Why should a generation of downloaders wait for a full album, sanctioned by an artist, to be released? Why should their music be “officially sanctioned,” in the first place? After all, it’s only a mouse-click away.
“It has both helped and hurt independent musicians,” McManus says of digital downloading. “I read a quote by [alt/country star] Ryan Adams, and he said that a record release should be like Christmas Day — you have no idea what will be under the tree until you open it. So in this way, it has kind of hurt the musician, because the music is immediate — the minute it is released it is downloaded.
“But if you are unknown artist, then you can upload your songs anywhere too, and that is most definitely a good thing.”
Reaching an audience
Rob Lynch, a local drummer, guitarist and singer-songwriter, is a veteran of several Buffalo bands and currently plays with nearly a dozen ensembles engaging in a variety of idioms. He views the digital age as “an exciting time to be a musician and a listener.”

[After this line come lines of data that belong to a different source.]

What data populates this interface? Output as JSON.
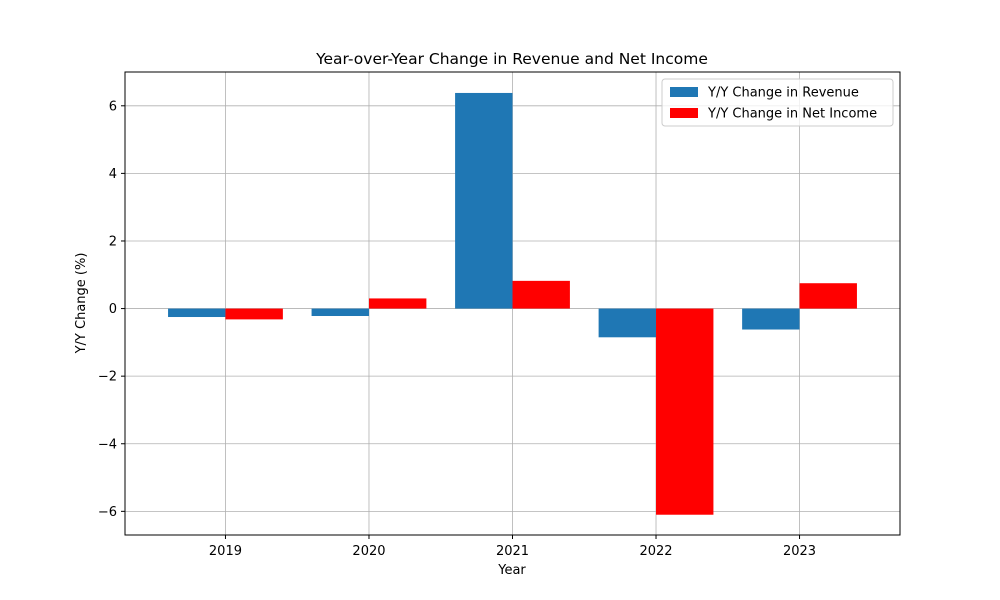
{
  "chart_data": {
    "type": "bar",
    "title": "Year-over-Year Change in Revenue and Net Income",
    "xlabel": "Year",
    "ylabel": "Y/Y Change (%)",
    "categories": [
      "2019",
      "2020",
      "2021",
      "2022",
      "2023"
    ],
    "series": [
      {
        "name": "Y/Y Change in Revenue",
        "color": "#1f77b4",
        "values": [
          -0.25,
          -0.22,
          6.38,
          -0.85,
          -0.62
        ]
      },
      {
        "name": "Y/Y Change in Net Income",
        "color": "#ff0000",
        "values": [
          -0.32,
          0.3,
          0.82,
          -6.1,
          0.75
        ]
      }
    ],
    "ylim": [
      -6.7,
      7.0
    ],
    "yticks": [
      -6,
      -4,
      -2,
      0,
      2,
      4,
      6
    ],
    "ytick_labels": [
      "−6",
      "−4",
      "−2",
      "0",
      "2",
      "4",
      "6"
    ],
    "grid": true,
    "legend_position": "top-right"
  }
}
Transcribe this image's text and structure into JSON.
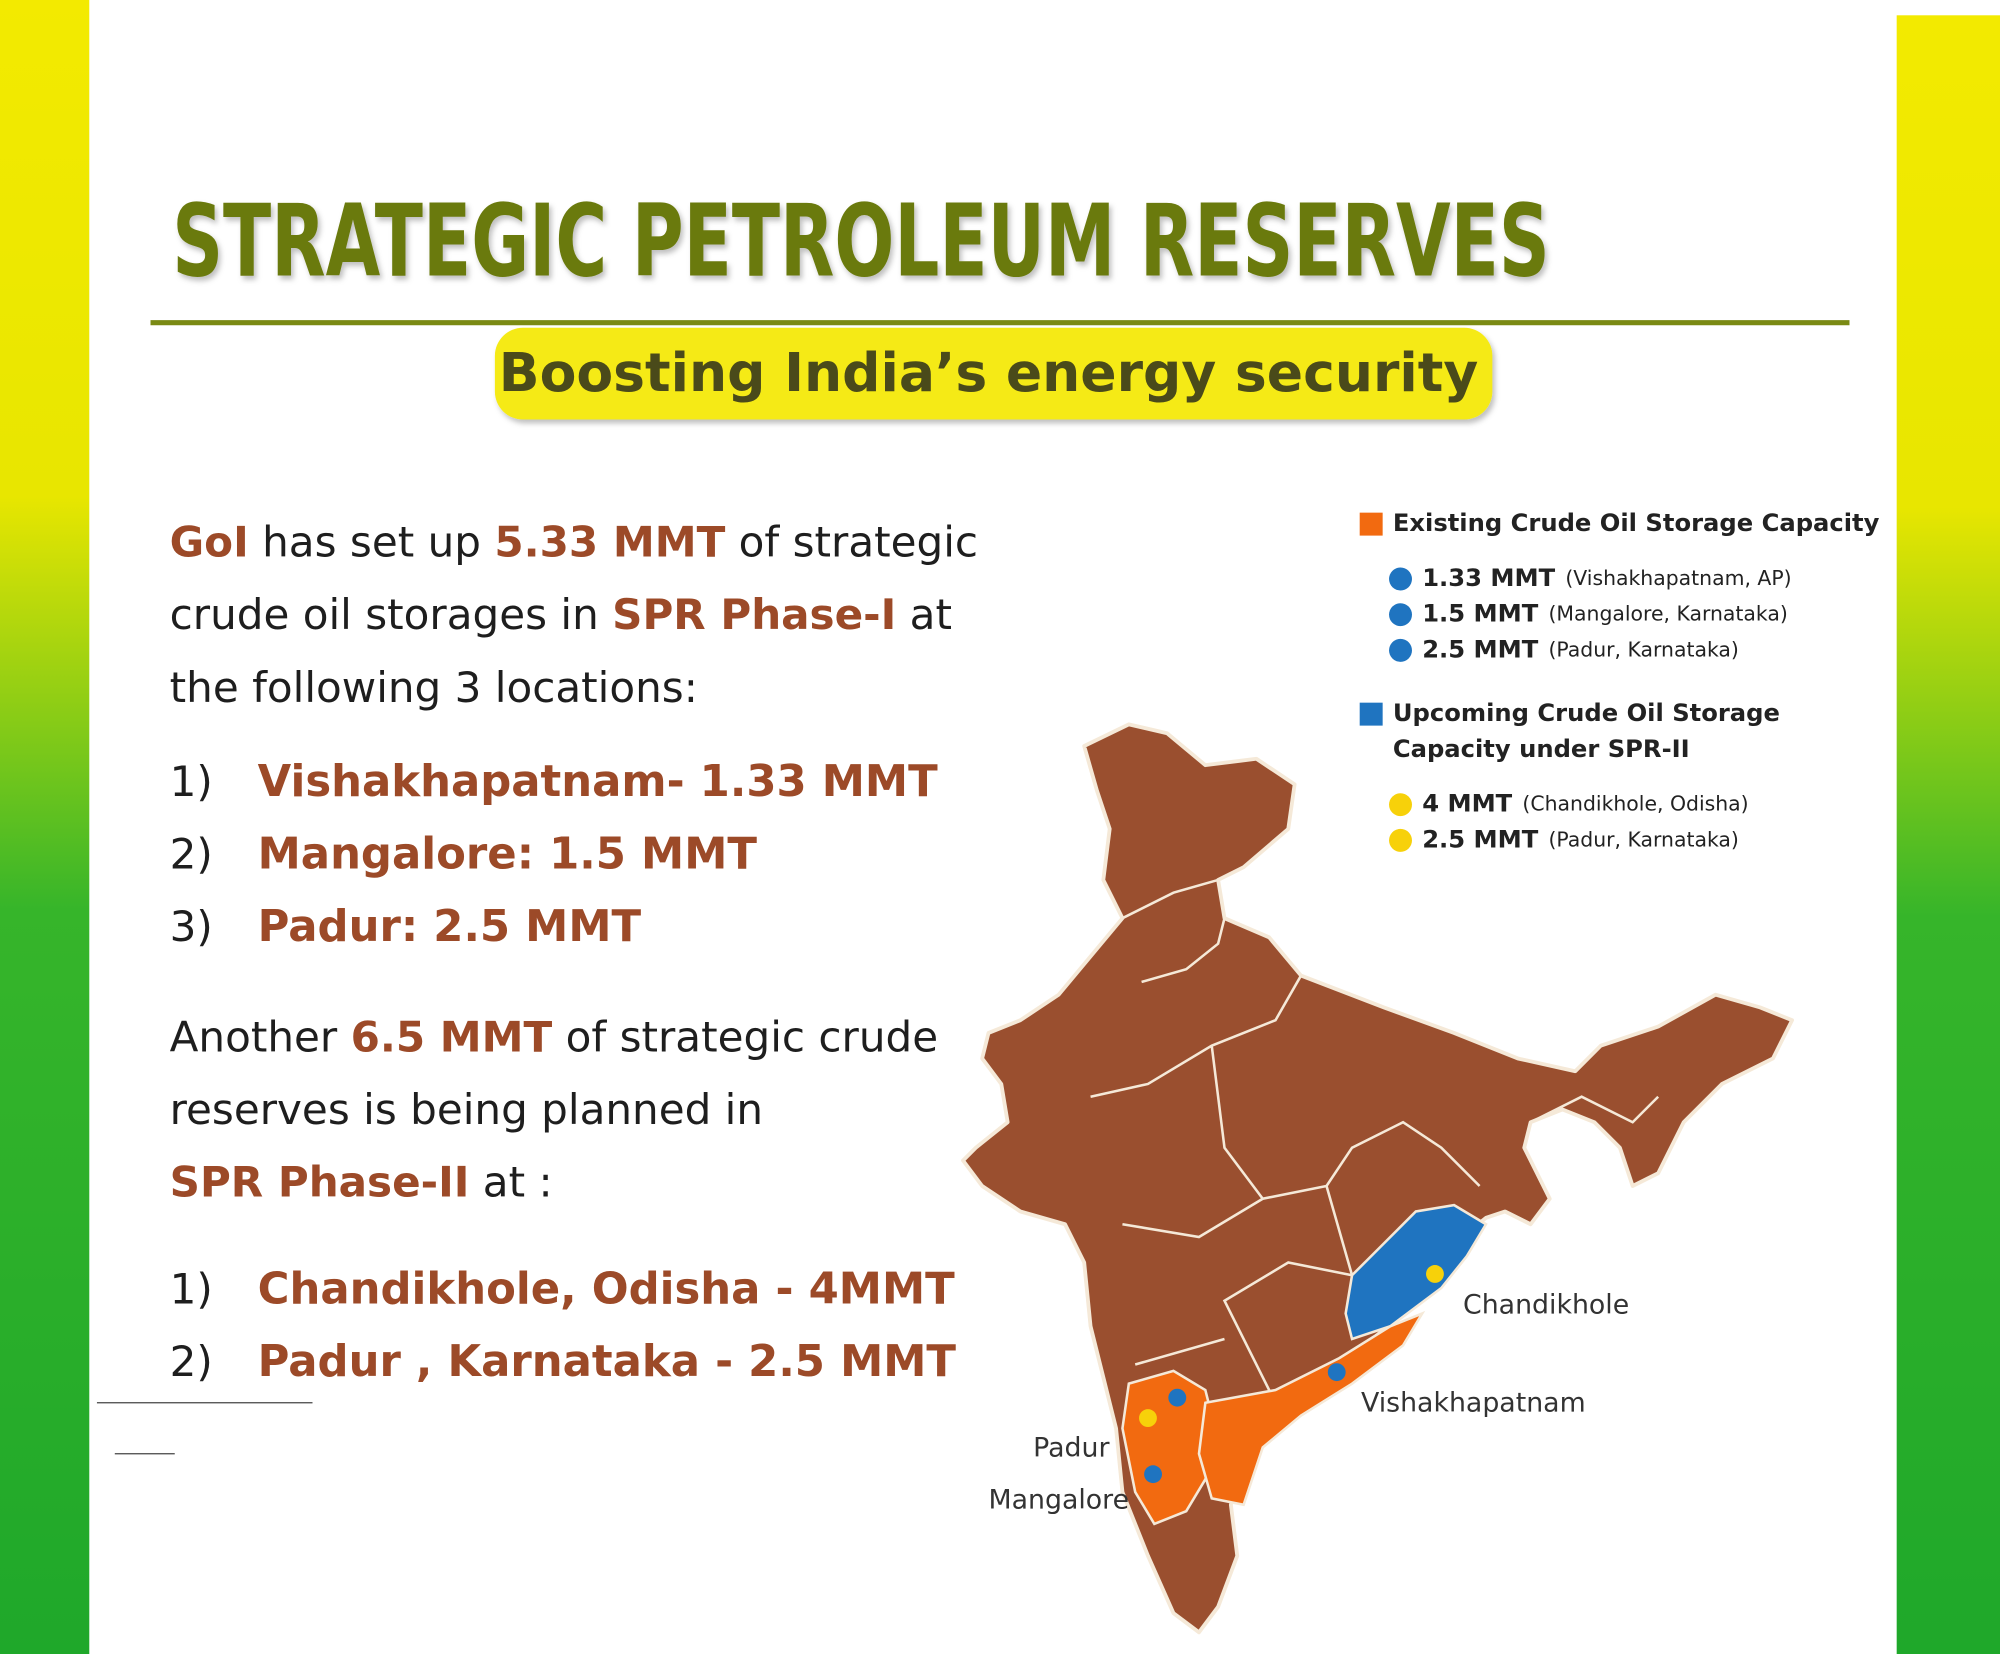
{
  "header": {
    "title": "STRATEGIC PETROLEUM RESERVES",
    "title_color": "#6b7a10",
    "subtitle": "Boosting India’s energy security",
    "subtitle_color": "#4a4a1a",
    "subtitle_background": "#f5ea14"
  },
  "phase1": {
    "intro": [
      [
        {
          "text": "GoI",
          "color": "#9c4a28"
        },
        {
          "text": " has set up ",
          "color": "#1e1e1e"
        },
        {
          "text": "5.33 MMT",
          "color": "#9c4a28"
        },
        {
          "text": " of strategic",
          "color": "#1e1e1e"
        }
      ],
      [
        {
          "text": "crude oil storages in ",
          "color": "#1e1e1e"
        },
        {
          "text": "SPR Phase-I",
          "color": "#9c4a28"
        },
        {
          "text": " at",
          "color": "#1e1e1e"
        }
      ],
      [
        {
          "text": "the following 3 locations:",
          "color": "#1e1e1e"
        }
      ]
    ],
    "items": [
      {
        "number": "1)",
        "text": "Vishakhapatnam- 1.33 MMT"
      },
      {
        "number": "2)",
        "text": "Mangalore: 1.5 MMT"
      },
      {
        "number": "3)",
        "text": "Padur: 2.5 MMT"
      }
    ]
  },
  "phase2": {
    "intro": [
      [
        {
          "text": "Another ",
          "color": "#1e1e1e"
        },
        {
          "text": "6.5 MMT",
          "color": "#9c4a28"
        },
        {
          "text": " of strategic crude",
          "color": "#1e1e1e"
        }
      ],
      [
        {
          "text": "reserves is being planned in",
          "color": "#1e1e1e"
        }
      ],
      [
        {
          "text": "SPR Phase-II",
          "color": "#9c4a28"
        },
        {
          "text": " at :",
          "color": "#1e1e1e"
        }
      ]
    ],
    "items": [
      {
        "number": "1)",
        "text": "Chandikhole, Odisha - 4MMT"
      },
      {
        "number": "2)",
        "text": "Padur , Karnataka - 2.5 MMT"
      }
    ]
  },
  "legend": {
    "existing": {
      "heading": [
        "Existing Crude Oil Storage Capacity"
      ],
      "color": "#f26a10",
      "items": [
        {
          "amount": "1.33 MMT",
          "place": "(Vishakhapatnam, AP)",
          "color": "#1f74c0"
        },
        {
          "amount": "1.5 MMT",
          "place": "(Mangalore, Karnataka)",
          "color": "#1f74c0"
        },
        {
          "amount": "2.5 MMT",
          "place": "(Padur, Karnataka)",
          "color": "#1f74c0"
        }
      ]
    },
    "upcoming": {
      "heading": [
        "Upcoming Crude Oil Storage",
        "Capacity under SPR-II"
      ],
      "color": "#1f74c0",
      "items": [
        {
          "amount": "4 MMT",
          "place": "(Chandikhole, Odisha)",
          "color": "#f7d10a"
        },
        {
          "amount": "2.5 MMT",
          "place": "(Padur, Karnataka)",
          "color": "#f7d10a"
        }
      ]
    }
  },
  "map": {
    "labels": [
      "Chandikhole",
      "Vishakhapatnam",
      "Padur",
      "Mangalore"
    ]
  }
}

“I believe it has helped, in that it opened up the playing field for quality artists to be heard and develop a following, even if it’s a few fans at a time,” Lynch says. “The options now for hearing new, interesting music are pretty limitless.”
Clearly, the need to diversify can be viewed through different lenses. For Lynch, it translates into an exciting musical environment that speaks to his needs as a serious musician.

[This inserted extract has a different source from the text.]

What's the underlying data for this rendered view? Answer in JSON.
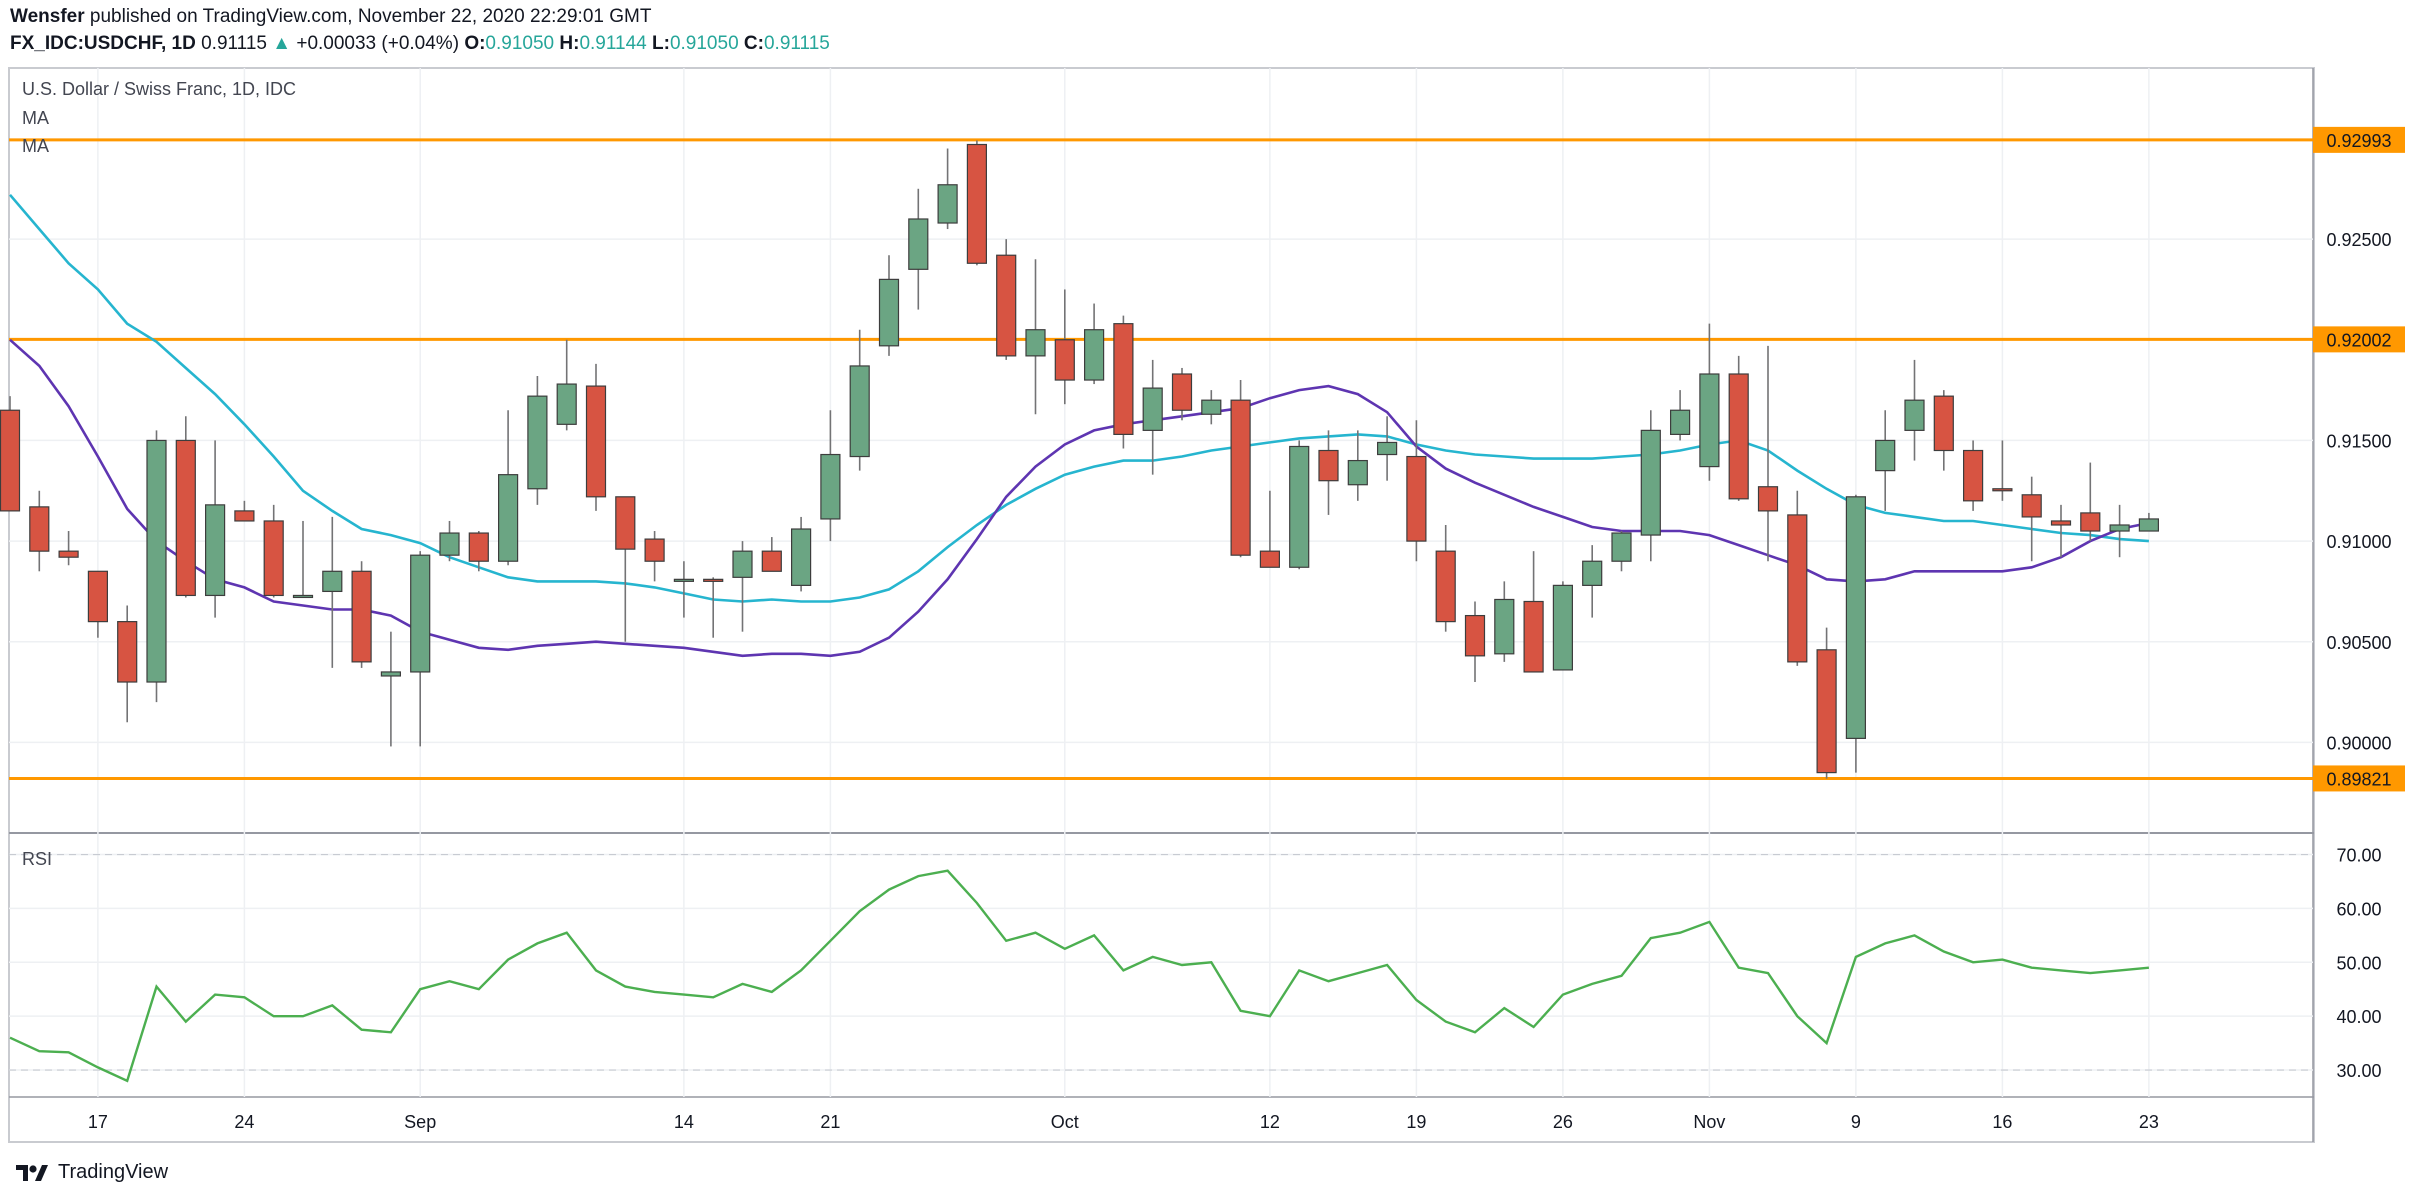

“I like to make music, so why not keep things interesting?” he asks. “It´s natural for me to explore different musical situations, because [doing so] reflects my musical interests.”
For local musician Rodney Appleby, many of the problems faced by local independent musicians are of their own making.
“Not much has really changed,” he says. “Some musicians are still working for the same money as 50 years ago. Musicians have always been their own worst enemies. Business just isn´t their strong point. Most musicians treat it more like a hobby than a profession. Playing for free, for exposure, undercutting each other, spending large sums of money on gear that will never produce any revenue.. venue.”
McManus suggests that, as much as things have changed in the music industry — and there can be no doubt that they have — the song remains the same.
“It is in some ways the same as it has always been. It’s just that now, there are more uncharted options to learn. The bottom line is still the same, though. You have to do whatever you can to reach people, and turn them on to your music. What’s different is that now, it´s mostly up to the musician to be in control of what they do.”